According to China’s Copyright Law, authors who are from China or member countries of the Berne Convention automatically acquire copyright to copyrightable work as soon as it comes into being. Copyright owners may record their works with the China Copyright Protection Center and obtain a Copyright Recordal Certificate, which could serve as prima facie evidence of ownership. The recordal process is not a prerequisite to invoke copyright protection. Should the copyright owner decide to bring an infringement action, they will need a lot more evidence to corroborate their ownership of the copyrighted tagline. Evidence for the creation and publication of taglines – including, but not limited to, email correspondence, contract or transaction records – substantiating the identity of the creator and the dates of creation and publication of the copyrighted tagline should be furnished.
The Anti-Unfair Competition Law route
Where a tagline fails both the distinctiveness and creativity test, and thus cannot be registered as a trademark or protected as a copyrighted literary work, rights holders can still resort to the AUCL of China, on the premise that the tagline could be deemed a business sign with a certain degree of influence that enables consumers to associate the sign with its owner.

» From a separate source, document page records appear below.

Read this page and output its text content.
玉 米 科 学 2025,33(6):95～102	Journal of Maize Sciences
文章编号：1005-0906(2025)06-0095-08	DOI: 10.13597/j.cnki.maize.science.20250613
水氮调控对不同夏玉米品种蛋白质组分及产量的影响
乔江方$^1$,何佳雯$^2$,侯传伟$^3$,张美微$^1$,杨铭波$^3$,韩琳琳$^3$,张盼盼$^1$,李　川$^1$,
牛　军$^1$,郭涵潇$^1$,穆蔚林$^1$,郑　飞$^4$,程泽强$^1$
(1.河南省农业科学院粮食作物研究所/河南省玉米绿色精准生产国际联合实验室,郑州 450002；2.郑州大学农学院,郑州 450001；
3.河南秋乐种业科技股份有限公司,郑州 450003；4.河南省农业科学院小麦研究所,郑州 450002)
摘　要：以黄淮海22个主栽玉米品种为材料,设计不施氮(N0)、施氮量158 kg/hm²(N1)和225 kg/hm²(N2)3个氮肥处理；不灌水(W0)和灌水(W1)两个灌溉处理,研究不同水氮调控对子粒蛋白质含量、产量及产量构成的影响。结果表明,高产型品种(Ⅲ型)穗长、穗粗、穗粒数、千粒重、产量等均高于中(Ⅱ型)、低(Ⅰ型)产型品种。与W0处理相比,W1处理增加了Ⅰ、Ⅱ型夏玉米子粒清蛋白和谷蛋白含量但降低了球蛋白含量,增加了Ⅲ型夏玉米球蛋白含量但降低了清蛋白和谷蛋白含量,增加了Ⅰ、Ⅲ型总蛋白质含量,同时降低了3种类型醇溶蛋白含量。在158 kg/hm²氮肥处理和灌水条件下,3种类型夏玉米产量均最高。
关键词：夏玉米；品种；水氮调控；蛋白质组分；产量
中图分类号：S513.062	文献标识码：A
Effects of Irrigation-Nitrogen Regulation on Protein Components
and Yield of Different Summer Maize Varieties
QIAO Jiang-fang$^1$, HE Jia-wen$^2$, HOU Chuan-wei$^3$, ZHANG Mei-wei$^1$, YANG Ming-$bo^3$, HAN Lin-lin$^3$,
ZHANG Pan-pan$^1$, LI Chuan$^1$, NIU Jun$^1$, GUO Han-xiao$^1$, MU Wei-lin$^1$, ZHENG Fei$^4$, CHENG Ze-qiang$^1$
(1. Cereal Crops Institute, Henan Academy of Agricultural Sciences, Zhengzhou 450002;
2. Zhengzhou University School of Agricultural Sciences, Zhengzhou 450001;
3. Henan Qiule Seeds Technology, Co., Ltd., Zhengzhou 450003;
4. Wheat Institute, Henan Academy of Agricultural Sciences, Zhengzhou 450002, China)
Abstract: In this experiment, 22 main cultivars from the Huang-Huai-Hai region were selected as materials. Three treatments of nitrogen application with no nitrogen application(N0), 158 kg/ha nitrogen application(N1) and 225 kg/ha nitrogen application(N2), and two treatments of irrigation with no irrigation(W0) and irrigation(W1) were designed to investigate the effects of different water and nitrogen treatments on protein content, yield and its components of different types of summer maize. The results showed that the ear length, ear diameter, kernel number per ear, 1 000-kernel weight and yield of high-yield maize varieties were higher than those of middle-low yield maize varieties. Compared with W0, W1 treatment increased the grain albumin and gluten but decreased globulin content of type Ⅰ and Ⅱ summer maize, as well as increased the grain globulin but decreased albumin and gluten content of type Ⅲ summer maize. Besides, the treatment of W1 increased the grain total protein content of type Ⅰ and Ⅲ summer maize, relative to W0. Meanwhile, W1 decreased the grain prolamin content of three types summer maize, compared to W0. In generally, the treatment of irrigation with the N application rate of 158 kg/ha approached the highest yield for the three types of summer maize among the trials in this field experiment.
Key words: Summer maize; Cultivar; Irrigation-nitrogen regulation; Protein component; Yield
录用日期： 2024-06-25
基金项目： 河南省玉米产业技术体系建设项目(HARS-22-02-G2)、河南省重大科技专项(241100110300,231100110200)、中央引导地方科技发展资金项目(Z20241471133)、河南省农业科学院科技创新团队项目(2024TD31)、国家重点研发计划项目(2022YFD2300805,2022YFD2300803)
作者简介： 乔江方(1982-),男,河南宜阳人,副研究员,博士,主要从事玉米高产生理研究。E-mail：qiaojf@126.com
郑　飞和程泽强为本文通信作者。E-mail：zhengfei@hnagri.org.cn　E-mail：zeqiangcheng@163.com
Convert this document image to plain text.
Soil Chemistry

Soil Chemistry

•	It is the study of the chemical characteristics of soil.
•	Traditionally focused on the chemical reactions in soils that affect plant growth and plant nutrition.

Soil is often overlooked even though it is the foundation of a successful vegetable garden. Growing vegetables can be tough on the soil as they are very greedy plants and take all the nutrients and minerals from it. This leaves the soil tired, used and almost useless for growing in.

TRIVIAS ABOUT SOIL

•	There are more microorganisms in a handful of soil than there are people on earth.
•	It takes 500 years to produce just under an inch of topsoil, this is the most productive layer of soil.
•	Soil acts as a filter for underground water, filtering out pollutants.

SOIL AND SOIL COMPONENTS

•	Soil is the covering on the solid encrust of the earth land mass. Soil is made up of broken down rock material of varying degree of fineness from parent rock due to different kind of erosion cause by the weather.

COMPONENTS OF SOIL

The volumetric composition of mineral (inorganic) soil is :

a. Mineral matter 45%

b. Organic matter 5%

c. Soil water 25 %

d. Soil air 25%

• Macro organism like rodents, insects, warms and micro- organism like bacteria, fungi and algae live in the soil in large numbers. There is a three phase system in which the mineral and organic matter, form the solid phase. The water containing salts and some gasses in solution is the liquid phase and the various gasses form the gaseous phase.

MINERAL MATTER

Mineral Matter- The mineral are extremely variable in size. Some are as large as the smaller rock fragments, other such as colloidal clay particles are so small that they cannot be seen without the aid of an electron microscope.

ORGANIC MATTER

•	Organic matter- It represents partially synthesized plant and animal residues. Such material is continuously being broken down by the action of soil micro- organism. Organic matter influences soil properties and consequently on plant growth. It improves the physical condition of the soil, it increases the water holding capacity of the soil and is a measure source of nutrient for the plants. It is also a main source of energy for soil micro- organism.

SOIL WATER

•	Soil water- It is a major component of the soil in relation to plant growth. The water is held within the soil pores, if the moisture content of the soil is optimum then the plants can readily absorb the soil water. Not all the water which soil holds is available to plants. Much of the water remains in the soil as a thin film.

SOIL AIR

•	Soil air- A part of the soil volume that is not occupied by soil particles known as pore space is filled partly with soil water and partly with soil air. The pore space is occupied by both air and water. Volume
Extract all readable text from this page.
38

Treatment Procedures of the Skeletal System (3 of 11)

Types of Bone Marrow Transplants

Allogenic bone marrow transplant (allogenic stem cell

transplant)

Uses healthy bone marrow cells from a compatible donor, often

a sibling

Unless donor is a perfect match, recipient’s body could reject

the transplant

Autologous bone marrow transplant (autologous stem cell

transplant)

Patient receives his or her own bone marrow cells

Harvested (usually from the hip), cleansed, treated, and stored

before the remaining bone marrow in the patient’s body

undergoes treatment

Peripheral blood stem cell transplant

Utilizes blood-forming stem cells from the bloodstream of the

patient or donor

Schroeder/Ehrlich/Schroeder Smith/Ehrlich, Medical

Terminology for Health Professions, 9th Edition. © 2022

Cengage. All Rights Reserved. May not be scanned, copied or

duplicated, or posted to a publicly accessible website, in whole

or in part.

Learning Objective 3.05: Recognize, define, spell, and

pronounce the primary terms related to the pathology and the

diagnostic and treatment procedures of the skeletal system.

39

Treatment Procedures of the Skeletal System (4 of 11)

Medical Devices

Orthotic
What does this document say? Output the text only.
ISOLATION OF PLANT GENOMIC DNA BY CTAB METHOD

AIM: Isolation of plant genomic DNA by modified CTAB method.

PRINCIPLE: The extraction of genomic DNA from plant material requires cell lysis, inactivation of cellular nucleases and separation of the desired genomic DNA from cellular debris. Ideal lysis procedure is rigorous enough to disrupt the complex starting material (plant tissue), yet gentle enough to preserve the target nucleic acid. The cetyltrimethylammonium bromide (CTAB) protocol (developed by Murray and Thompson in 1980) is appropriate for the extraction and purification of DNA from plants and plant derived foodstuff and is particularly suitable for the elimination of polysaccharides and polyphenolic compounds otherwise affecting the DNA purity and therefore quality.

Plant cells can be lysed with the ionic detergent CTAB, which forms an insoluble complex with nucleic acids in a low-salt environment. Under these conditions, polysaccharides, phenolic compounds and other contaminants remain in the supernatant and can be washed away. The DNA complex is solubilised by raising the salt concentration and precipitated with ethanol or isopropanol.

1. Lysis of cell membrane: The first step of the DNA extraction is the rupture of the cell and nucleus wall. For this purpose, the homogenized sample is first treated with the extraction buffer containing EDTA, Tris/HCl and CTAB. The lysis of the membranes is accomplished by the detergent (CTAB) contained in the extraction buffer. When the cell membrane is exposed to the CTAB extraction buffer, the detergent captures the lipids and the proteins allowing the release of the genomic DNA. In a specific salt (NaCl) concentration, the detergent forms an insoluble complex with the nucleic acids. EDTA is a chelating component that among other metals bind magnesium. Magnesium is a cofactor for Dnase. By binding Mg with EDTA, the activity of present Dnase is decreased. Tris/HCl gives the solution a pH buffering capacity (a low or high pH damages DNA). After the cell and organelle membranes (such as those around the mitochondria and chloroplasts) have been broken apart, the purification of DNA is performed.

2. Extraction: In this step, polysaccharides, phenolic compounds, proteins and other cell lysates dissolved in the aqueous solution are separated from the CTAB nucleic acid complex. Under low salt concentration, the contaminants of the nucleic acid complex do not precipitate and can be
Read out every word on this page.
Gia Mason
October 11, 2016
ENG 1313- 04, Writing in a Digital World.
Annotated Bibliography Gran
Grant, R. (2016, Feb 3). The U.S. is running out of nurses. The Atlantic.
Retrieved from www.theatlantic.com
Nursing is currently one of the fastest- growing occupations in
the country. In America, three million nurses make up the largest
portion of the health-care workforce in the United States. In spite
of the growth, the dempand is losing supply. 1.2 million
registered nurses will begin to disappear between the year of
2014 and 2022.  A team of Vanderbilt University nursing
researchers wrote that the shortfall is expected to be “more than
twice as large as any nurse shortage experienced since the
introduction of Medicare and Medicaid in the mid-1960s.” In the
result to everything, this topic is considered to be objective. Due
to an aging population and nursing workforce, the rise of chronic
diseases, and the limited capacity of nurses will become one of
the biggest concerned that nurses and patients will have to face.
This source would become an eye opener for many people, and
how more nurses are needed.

In 2019, Tian Yan Cha (TYC), a Chinese business intelligence search service provider, lodged an unfair competition suit against its major rival Qi Cha Cha (QCC) for the latter’s misuse of its famous tagline “searching for companies, searching for bosses, searching for [business] relations”. QCC argued that the tagline is a simple description of both companies’ services and should not be exclusively used by TYC. Siding with the plaintiff, the court of first instance reasoned that the tagline should be protected as a business sign with market influence under the Anti-Unfair Competition Law, mainly because it was originally created by TYC and has acquired secondary meaning after extensive use.
The threshold to register taglines as trademarks may be high in China, but it is definitely worth the trouble because the country’s trademark regime offers exclusive, nationwide and uninterrupted protection over taglines, providing that the registration is not invalidated or cancelled due to genericide or non-use. In contrast, China’s copyright regime provides protection over a limited timespan (usually the lifetime of the author and 50 years after their death), while the Anti-Unfair Competition Law, which promotes fair competition at the core of its legislative spirit, offers non-exclusive protection to rights holders.